Cybercrime Actors Behind Agent Tesla Campaigns Unmasked

In a report, Check Point Research (CPR) has lifted the veil of anonymity surrounding two cybercrime actors responsible for recent Agent Tesla malware campaigns. Through meticulous investigation, the researchers exposed the identities, tactics, and online footprints of these individuals, dubbed “Bignosa” and “Gods”.

The malware campaigns are targeting American and Australian entities, orchestrated by the notorious Agent Tesla malware.

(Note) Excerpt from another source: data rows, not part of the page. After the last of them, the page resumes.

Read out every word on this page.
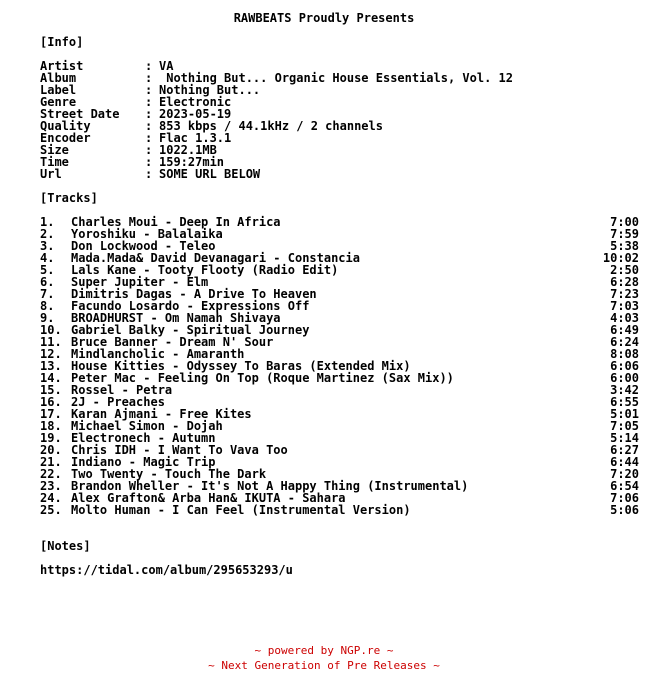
RAWBEATS Proudly Presents
[Info]
Artist	: VA
Album	: Nothing But... Organic House Essentials, Vol. 12
Label	: Nothing But...
Genre	: Electronic
Street Date : 2023-05-19
Quality	: 853 kbps / 44.1kHz / 2 channels
Encoder	: Flac 1.3.1
Size	: 1022.1MB
Time	: 159:27min
Url	: SOME URL BELOW
[Tracks]
1. Charles Moui - Deep In Africa	7:00
2. Yoroshiku - Balalaika	7:59
3. Don Lockwood - Teleo	5:38
4. Mada.Mada& David Devanagari - Constancia	10:02
5. Lals Kane - Tooty Flooty (Radio Edit)	2:50
6. Super Jupiter - Elm	6:28
7. Dimitris Dagas - A Drive To Heaven	7:23
8. Facundo Losardo - Expressions Off	7:03
9. BROADHURST - Om Namah Shivaya	4:03
10. Gabriel Balky - Spiritual Journey	6:49
11. Bruce Banner - Dream N' Sour	6:24
12. Mindlancholic - Amaranth	8:08
13. House Kitties - Odyssey To Baras (Extended Mix)	6:06
14. Peter Mac - Feeling On Top (Roque Martinez (Sax Mix))	6:00
15. Rossel - Petra	3:42
16. 2J - Preaches	6:55
17. Karan Ajmani - Free Kites	5:01
18. Michael Simon - Dojah	7:05
19. Electronech - Autumn	5:14
20. Chris IDH - I Want To Vava Too	6:27
21. Indiano - Magic Trip	6:44
22. Two Twenty - Touch The Dark	7:20
23. Brandon Wheller - It's Not A Happy Thing (Instrumental)	6:54
24. Alex Grafton& Arba Han& IKUTA - Sahara	7:06
25. Molto Human - I Can Feel (Instrumental Version)	5:06
[Notes]
https://tidal.com/album/295653293/u
~ powered by NGP.re ~
~ Next Generation of Pre Releases ~
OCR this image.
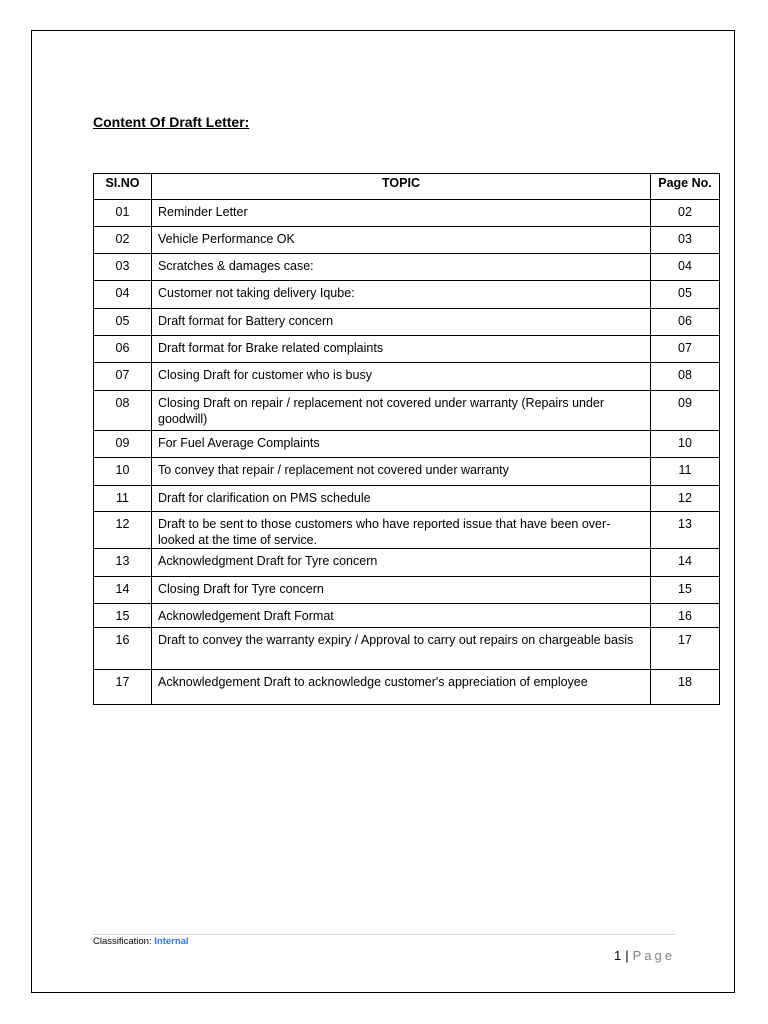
Content Of Draft Letter:
SI.NO	TOPIC	Page No.
01	Reminder Letter	02
02	Vehicle Performance OK	03
03	Scratches & damages case:	04
04	Customer not taking delivery Iqube:	05
05	Draft format for Battery concern	06
06	Draft format for Brake related complaints	07
07	Closing Draft for customer who is busy	08
08	Closing Draft on repair / replacement not covered under warranty (Repairs under goodwill)	09
09	For Fuel Average Complaints	10
10	To convey that repair / replacement not covered under warranty	11
11	Draft for clarification on PMS schedule	12
12	Draft to be sent to those customers who have reported issue that have been over-looked at the time of service.	13
13	Acknowledgment Draft for Tyre concern	14
14	Closing Draft for Tyre concern	15
15	Acknowledgement Draft Format	16
16	Draft to convey the warranty expiry / Approval to carry out repairs on chargeable basis	17
17	Acknowledgement Draft to acknowledge customer's appreciation of employee	18
Classification: Internal
1 | Page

This advanced Remote Access Trojan (RAT), known for its stealth and efficiency in pilfering sensitive data from unsuspecting victims, has once again been thrust into the spotlight. Agent Tesla, notorious for its history of compromising security, has been a recurring figure in the annals of cyber threats, consistently ranking among the top ten malware families since 2020.

Attack scheme for these two campaigns | Image: Check Point Research

CPR’s meticulous investigation has revealed an intricate malware campaign initiated on November 7, 2023, against Australian organizations, swiftly followed by a parallel operation focusing on both Australian and American targets. These meticulously crafted phishing campaigns, leveraging a staggering base of 62,000 emails, sought to filch organizational email credentials as a precursor to unleashing Agent Tesla’s malevolent payload.

The orchestrators of this digital malevolence, identified as “Bignosa” and “Gods,” have emerged as adept manipulators of malware and phishing schemes. Their operation, deeply rooted in cyber-criminal methodologies, utilizes a vast network of servers for Remote Desktop Protocol (RDP) connections and malware dissemination, with a particular penchant for utilizing Round Cube for subsequent cyber maneuvers.

The attackers used phishing campaigns, customized malware protectors, and evasion tactics to hinder detection and maximize the success of their operations.

Emails masquerading as legitimate business inquiries concerning the procurement of goods and order deliveries. This cunning strategy is designed to maximize the likelihood of engagement, leading unsuspecting victims down a perilous path.

Upon interaction, the Agent Tesla sample, cloaked by the Cassandra Protector, descends upon the victim’s machine. This protector, a boon for .NET samples, is laden with a plethora of deceptive capabilities ranging from anti-antivirus maneuvers to the application of fraudulent certificates.

The phishing texts were craftily extracted from online repositories of sales letter samples and professional writing aids. These campaigns, far from the simplicity of a mere mouse click, unveil a complex preparation process aimed at ensnaring victims with precision.

The inaugural assault, launched by “Bignosa,” targeted an expansive array of Australian companies, armed with a PDF.IMG attachment harboring the disguised Agent Tesla, safeguarded by the Cassandra Protector. The operational base for this onslaught, a server identified as chserver.top, served as the springboard for this meticulously orchestrated campaign.

Check Point Research’s investigation revealed the following identities behind these pseudonyms:

• Bignosa: A Kenyan national named Nosakhare Godson, with evidence linking him to a network of malware operations and previous phishing campaigns.
• Gods: Identified as Kingsley Fredrick, a Nigerian with apparent links to Turkey and an active online presence in the world of web design.

This case highlights how accessible and potent even well-known malware like Agent Tesla is in the hands of motivated cybercriminals. With minimal technical expertise and resources, attackers can inflict significant harm upon businesses and individuals.